0020 Sources for Python Packaging

Sources for Python packaging

Summary

Default to not using PyPI for Python package sources and only use the platform if there is no other alternative.

Motivation

Historically, Arch Linux has relied upon source distribution (sdist) tarballs hosted on PyPI for its Python packages.

However, over the years the use of the platform became more and more burdensome for packagers:

  • stable, predictable download links were no longer publicly advertised (instead download links with hashes are advertised over the web UI)
  • the availability of OpenPGP signatures for sources were deemed to obscurity by not showing them in the download section
  • eventually existing OpenPGP signatures were no longer available since they were deprecated in May 2023 (https://blog.pypi.org/posts/2023-05-23-removing-pgp/)

Moreover, several issues exist with sdist tarballs, that do not occur with upstream provided sources:

  • some upstreams suffer from having sdist tarballs that can not be used for packaging (e.g. missing license file, missing tests). These problems are often introduced by the multitude of tooling to configure for creating sdist tarballs (e.g. MANIFEST.in files). Although easy to solve, in practice the solution to these issues depends on upstream's availability and willingness.
  • the contents of sdist tarballs are the product of an arbitrary process, that is governed by rulesets which may differ among tools and are run on arbitrary machines (or a pipeline).
  • some files in sdist tarballs, such as setup.py and setup.cfg are formatted unconditionally by tooling (e.g. setuptools#3672). This makes it very cumbersome to patch the files using upstream-available patches, duplicating work for packagers.

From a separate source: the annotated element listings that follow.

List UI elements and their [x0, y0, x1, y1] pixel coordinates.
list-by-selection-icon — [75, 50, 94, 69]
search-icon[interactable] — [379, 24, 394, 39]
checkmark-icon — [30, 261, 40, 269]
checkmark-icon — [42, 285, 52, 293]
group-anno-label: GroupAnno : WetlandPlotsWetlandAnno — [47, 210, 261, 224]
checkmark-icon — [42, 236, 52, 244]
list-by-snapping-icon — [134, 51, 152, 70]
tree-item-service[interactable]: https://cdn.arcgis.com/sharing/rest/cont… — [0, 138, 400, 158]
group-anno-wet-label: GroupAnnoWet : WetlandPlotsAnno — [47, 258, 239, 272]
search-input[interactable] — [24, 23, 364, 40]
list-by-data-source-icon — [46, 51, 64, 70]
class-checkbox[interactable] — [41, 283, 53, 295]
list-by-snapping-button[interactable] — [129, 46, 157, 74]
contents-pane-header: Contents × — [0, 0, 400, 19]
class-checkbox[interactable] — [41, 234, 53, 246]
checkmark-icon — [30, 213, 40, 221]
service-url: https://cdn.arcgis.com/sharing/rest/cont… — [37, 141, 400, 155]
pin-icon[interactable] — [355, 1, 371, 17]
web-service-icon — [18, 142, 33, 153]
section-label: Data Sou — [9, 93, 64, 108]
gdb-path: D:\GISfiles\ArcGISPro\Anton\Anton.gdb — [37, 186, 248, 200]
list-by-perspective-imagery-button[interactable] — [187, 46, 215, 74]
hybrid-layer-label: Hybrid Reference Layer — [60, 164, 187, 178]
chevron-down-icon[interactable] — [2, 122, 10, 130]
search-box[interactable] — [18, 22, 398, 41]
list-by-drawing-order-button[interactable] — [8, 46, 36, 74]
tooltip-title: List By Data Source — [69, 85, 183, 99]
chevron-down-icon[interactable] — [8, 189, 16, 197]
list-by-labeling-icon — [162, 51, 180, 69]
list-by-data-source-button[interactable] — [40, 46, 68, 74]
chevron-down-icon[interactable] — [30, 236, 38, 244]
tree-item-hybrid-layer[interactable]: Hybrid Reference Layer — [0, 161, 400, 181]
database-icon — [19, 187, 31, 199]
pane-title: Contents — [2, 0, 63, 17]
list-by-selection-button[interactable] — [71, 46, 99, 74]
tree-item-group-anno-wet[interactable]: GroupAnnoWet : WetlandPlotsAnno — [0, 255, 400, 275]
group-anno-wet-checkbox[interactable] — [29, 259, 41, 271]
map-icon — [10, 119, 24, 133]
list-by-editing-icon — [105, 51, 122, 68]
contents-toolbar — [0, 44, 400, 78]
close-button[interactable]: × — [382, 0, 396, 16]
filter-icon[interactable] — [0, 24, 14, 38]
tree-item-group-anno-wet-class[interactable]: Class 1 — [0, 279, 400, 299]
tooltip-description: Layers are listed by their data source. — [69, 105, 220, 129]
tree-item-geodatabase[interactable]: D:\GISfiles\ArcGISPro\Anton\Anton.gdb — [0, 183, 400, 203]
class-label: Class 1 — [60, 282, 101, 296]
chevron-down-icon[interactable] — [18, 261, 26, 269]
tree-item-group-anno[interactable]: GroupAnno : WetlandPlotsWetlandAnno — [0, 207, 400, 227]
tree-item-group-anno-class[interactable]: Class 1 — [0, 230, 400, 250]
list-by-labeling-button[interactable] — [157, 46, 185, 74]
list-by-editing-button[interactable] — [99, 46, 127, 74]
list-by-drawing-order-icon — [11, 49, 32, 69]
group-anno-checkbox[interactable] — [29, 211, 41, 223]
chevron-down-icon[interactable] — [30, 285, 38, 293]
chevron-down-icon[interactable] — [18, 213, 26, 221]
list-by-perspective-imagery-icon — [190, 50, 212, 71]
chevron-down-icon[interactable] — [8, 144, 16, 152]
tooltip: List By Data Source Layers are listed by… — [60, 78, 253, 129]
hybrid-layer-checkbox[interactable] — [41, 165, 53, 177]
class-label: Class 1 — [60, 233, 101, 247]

To ease the workload on packagers, which try to get functional sdist tarballs marshalled through PyPI, we should switch to relying on upstream sources as a default instead and actively discourage the use of sdist tarballs.

Specification

By default, packagers are advised to rely upon the sources of the respective upstream projects directly. The use of sdist tarballs hosted on PyPI is strongly discouraged.

Upstream sources may be for example:

  • auto-generated or special-purpose tarballs and optional signature files
  • specifically pinned commits (e.g. those of tags), which may also be signed

Exceptions to the above should only be considered in rare cases, after contacting upstreams about issues and finding no resolve:

  • upstream does not provide source tarballs or commits
  • sdist tarballs contain specifically crafted files, that can not be obtained through upstream sources

Drawbacks

Some upstreams are either not responsive, have no freely accessible or usable sources or are outright unmaintained. In those cases it may be very hard to get workable upstream based sources in a timely manner.

Unresolved Questions

Alternatives Considered

We may continue using sdist tarballs from PyPI, that did not provide signature files. However, this does not provide a clear policy for packagers and increases their workload in cases where the sdist tarballs are broken.